Last month, the center received a federal grant for $600,000 to tackle crime in Brownsville and will be opening a community justice center in that neighborhood which will also deal with summonses.

“What we are trying to do is come up with a proportionate response to what are in fact minor infractions,” said Greg Berman, director of the Center for Court Innovation. “There is an environment at Red Hook and Midtown that is dramatically different from standard operating procedure. They are designed to be more user friendly, more hospitable than what can often feel like a mill.”

A 2002 academic study by Columbia University’s Jeffrey Fagan and Victoria Malkin called the community courts an ideal model, in part for applying “restorative justice” — sanctions that help both the victim and the community’s needs and restore the legal system’s legitimacy in the neighborhood. It also helps that the “staff is, for the most part, extremely pleasant (especially in relation to downtown courts),” wrote the authors.

But Fagan and Malkin also pointed out that the center “sits in the crossfire between citizens and the police” and had limited means to address tensions between them. Even though quality-of-life groups, for example, allow participants an opportunity to have tickets dismissed quickly, the “format of the groups means they are denied any forum to express their discontent” about the validity of their treatment by cops.

Summonses are just a small part of what the Red Hook Community Justice Center does: It also holds civil, family and criminal court proceedings and runs a drug-treatment program that currently has about 180 participants. Nonetheless, the center still processed about 12,500 summonses last year.

According to 2011 data provided by the Center for Court Innovation, Judge Calabrese dismissed 52 percent of the tickets and ordered 438 people to do community service.

In Midtown Community Court, where police in Midtown North, Midtown South, and 18th and 20th precincts gave out more than 25,000 summonses last year, 4,500 defendants received alternative sanctions, such as community service involving painting over graffiti, street sweeping and cleaning local parks.

At a recent quality-of-life group at the Red Hook Community Justice Center, a dozen-odd participants of varying ages and ethnicities sat in a circle to talk about the offenses they committed.

“I was riding my bike the wrong way around Prospect Park.”

“We were drinking beer at a picnic.”

The moderator encouraged them to think about how their actions affected others while explaining points of the law that they might not be aware of. The atmosphere was cordial and, after about 20 minutes, the group disbanded.

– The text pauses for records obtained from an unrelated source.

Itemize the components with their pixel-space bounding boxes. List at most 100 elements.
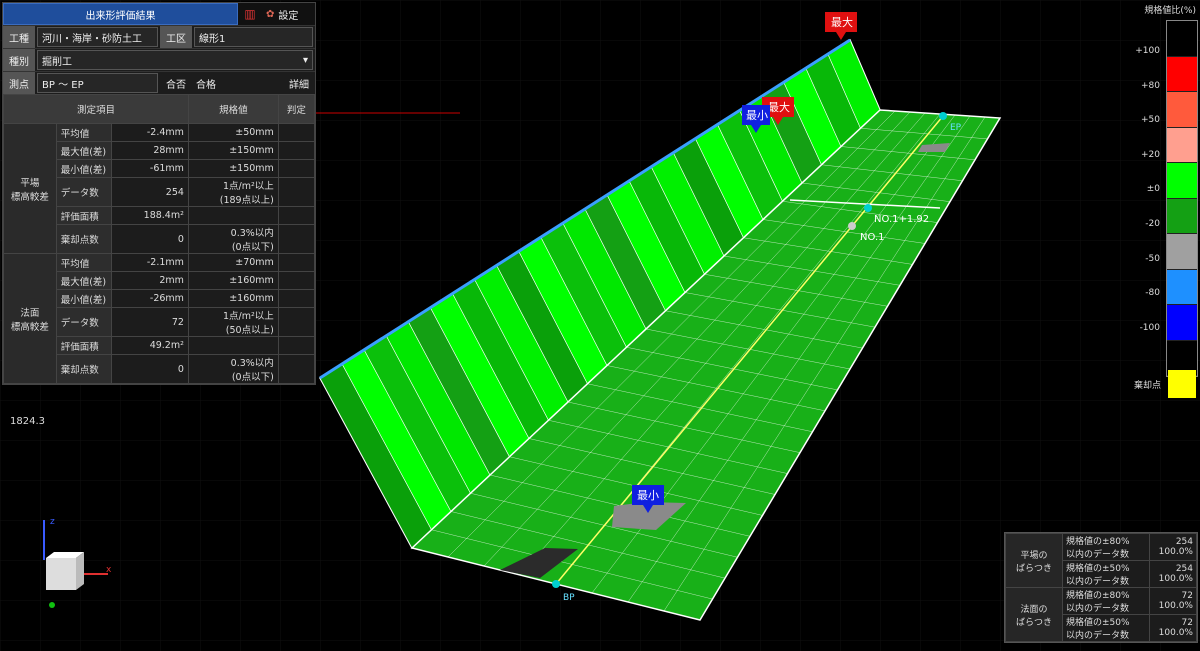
legend-swatch (1167, 305, 1197, 341)
group-label: 平場 標高較差 (3, 123, 57, 254)
legend-tick: -20 (1145, 219, 1160, 229)
stats-value: 254 100.0% (1149, 560, 1197, 588)
stats-group: 平場の ばらつき (1005, 533, 1063, 588)
tab-bar: 出来形評価結果 ▥ ✿ 設定 (3, 3, 315, 25)
settings-button[interactable]: ✿ 設定 (266, 7, 298, 22)
no1-point[interactable] (848, 222, 856, 230)
legend-swatch (1167, 163, 1197, 199)
svg-text:最大: 最大 (831, 15, 853, 29)
item-cell: 最小値(差) (55, 289, 113, 308)
item-cell: 評価面積 (55, 206, 113, 225)
spec-cell: ±160mm (187, 289, 279, 308)
koushu-label: 工種 (3, 26, 35, 48)
chevron-down-icon: ▾ (302, 54, 308, 66)
stats-label: 規格値の±50% 以内のデータ数 (1062, 560, 1150, 588)
legend-title: 規格値比(%) (1144, 6, 1196, 16)
item-cell: データ数 (55, 307, 113, 337)
reject-swatch (1168, 370, 1196, 398)
shubetsu-value: 掘削工 (42, 56, 72, 68)
stats-row: 法面の ばらつき 規格値の±80% 以内のデータ数 72 100.0% (1005, 587, 1197, 642)
value-cell: 188.4m² (111, 206, 189, 225)
head-spec: 規格値 (187, 94, 279, 124)
spec-cell: 1点/m²以上 (189点以上) (187, 177, 279, 207)
result-table: 測定項目 規格値 判定 平場 標高較差 平均値 -2.4mm ±50mm 最大値(差) 28… (3, 94, 316, 384)
shubetsu-select[interactable]: 掘削工 ▾ (37, 50, 313, 70)
bp-point[interactable] (552, 580, 560, 588)
item-cell: 棄却点数 (55, 354, 113, 384)
judge-cell (277, 289, 316, 308)
judge-cell (277, 271, 316, 290)
spec-cell: 0.3%以内 (0点以下) (187, 354, 279, 384)
value-cell: 0 (111, 224, 189, 254)
gouhi-value: 合格 (196, 79, 216, 91)
coord-readout: 1824.3 (10, 416, 45, 427)
variance-panel: 平場の ばらつき 規格値の±80% 以内のデータ数 254 100.0% 規格値の±50% 以… (1004, 532, 1198, 643)
legend-tick: ±0 (1146, 184, 1160, 195)
ep-point[interactable] (939, 112, 947, 120)
judge-cell (277, 307, 316, 337)
legend-tick: +20 (1141, 149, 1160, 160)
head-item: 測定項目 (3, 94, 189, 124)
svg-text:最小: 最小 (637, 489, 659, 502)
kouku-field[interactable]: 線形1 (194, 27, 313, 47)
color-legend (1166, 20, 1198, 377)
judge-cell (277, 253, 316, 272)
item-cell: 平均値 (55, 253, 113, 272)
gear-icon: ✿ (266, 8, 275, 20)
judge-cell (277, 336, 316, 355)
no1-label: NO.1 (860, 232, 885, 243)
head-judge: 判定 (277, 94, 316, 124)
judge-cell (277, 159, 316, 178)
legend-tick: -80 (1145, 288, 1160, 299)
legend-tick: +80 (1141, 80, 1160, 91)
judge-cell (277, 141, 316, 160)
item-cell: データ数 (55, 177, 113, 207)
stats-row: 平場の ばらつき 規格値の±80% 以内のデータ数 254 100.0% (1005, 533, 1197, 588)
legend-swatch (1167, 234, 1197, 270)
item-cell: 最小値(差) (55, 159, 113, 178)
result-panel: 出来形評価結果 ▥ ✿ 設定 工種 河川・海岸・砂防土工 工区 線形1 種別 掘… (2, 2, 316, 385)
spec-cell: ±160mm (187, 271, 279, 290)
table-row: 平場 標高較差 平均値 -2.4mm ±50mm (3, 123, 316, 254)
no1-192-label: NO.1+1.92 (874, 214, 929, 225)
svg-text:x: x (106, 565, 112, 575)
item-cell: 棄却点数 (55, 224, 113, 254)
judge-cell (277, 206, 316, 225)
table-row: 法面 標高較差 平均値 -2.1mm ±70mm (3, 253, 316, 384)
tab-result[interactable]: 出来形評価結果 (3, 3, 238, 25)
no1-192-point[interactable] (864, 204, 872, 212)
item-cell: 最大値(差) (55, 271, 113, 290)
value-cell: 49.2m² (111, 336, 189, 355)
spec-cell: 0.3%以内 (0点以下) (187, 224, 279, 254)
item-cell: 評価面積 (55, 336, 113, 355)
detail-link[interactable]: 詳細 (289, 76, 315, 91)
value-cell: -26mm (111, 289, 189, 308)
legend-tick: +50 (1141, 115, 1160, 126)
legend-swatch (1167, 127, 1197, 163)
group-label: 法面 標高較差 (3, 253, 57, 384)
axis-gizmo[interactable]: z x (30, 510, 120, 610)
svg-text:最大: 最大 (768, 100, 790, 114)
legend-swatch (1167, 198, 1197, 234)
stats-label: 規格値の±50% 以内のデータ数 (1062, 614, 1150, 642)
spec-cell: ±70mm (187, 253, 279, 272)
stats-value: 72 100.0% (1149, 614, 1197, 642)
koushu-field[interactable]: 河川・海岸・砂防土工 (37, 27, 158, 47)
value-cell: 28mm (111, 141, 189, 160)
gouhi-label: 合否 (160, 72, 192, 94)
spec-cell (187, 336, 279, 355)
ep-label: EP (950, 123, 962, 133)
sokuten-field[interactable]: BP 〜 EP (37, 73, 158, 93)
stats-label: 規格値の±80% 以内のデータ数 (1062, 533, 1150, 561)
spec-cell (187, 206, 279, 225)
value-cell: -2.1mm (111, 253, 189, 272)
judge-cell (277, 354, 316, 384)
value-cell: -2.4mm (111, 123, 189, 142)
bp-label: BP (563, 593, 575, 603)
report-icon[interactable]: ▥ (238, 4, 262, 24)
stats-value: 254 100.0% (1149, 533, 1197, 561)
reject-label: 棄却点 (1134, 381, 1162, 391)
sokuten-label: 測点 (3, 72, 35, 94)
value-cell: 2mm (111, 271, 189, 290)
spec-cell: 1点/m²以上 (50点以上) (187, 307, 279, 337)
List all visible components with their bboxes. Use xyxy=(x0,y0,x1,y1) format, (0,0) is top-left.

For one participant, however, the gathering had done little to address the injustice he felt at having to be in court in the first place. “It was a waste of time,” said Michael Greene, 28, who was missing work at a café to appear. “I don’t think they should be giving summonses for this stuff.”

Greene, who is black, was charged with littering, an offense he vehemently denied. According to him, police accused him of smoking marijuana and when they didn’t find anything on him, an officer gave the surprised Greene a summons. “I wasn’t littering,” said Greene. “I think that he just did it to show people he did something.”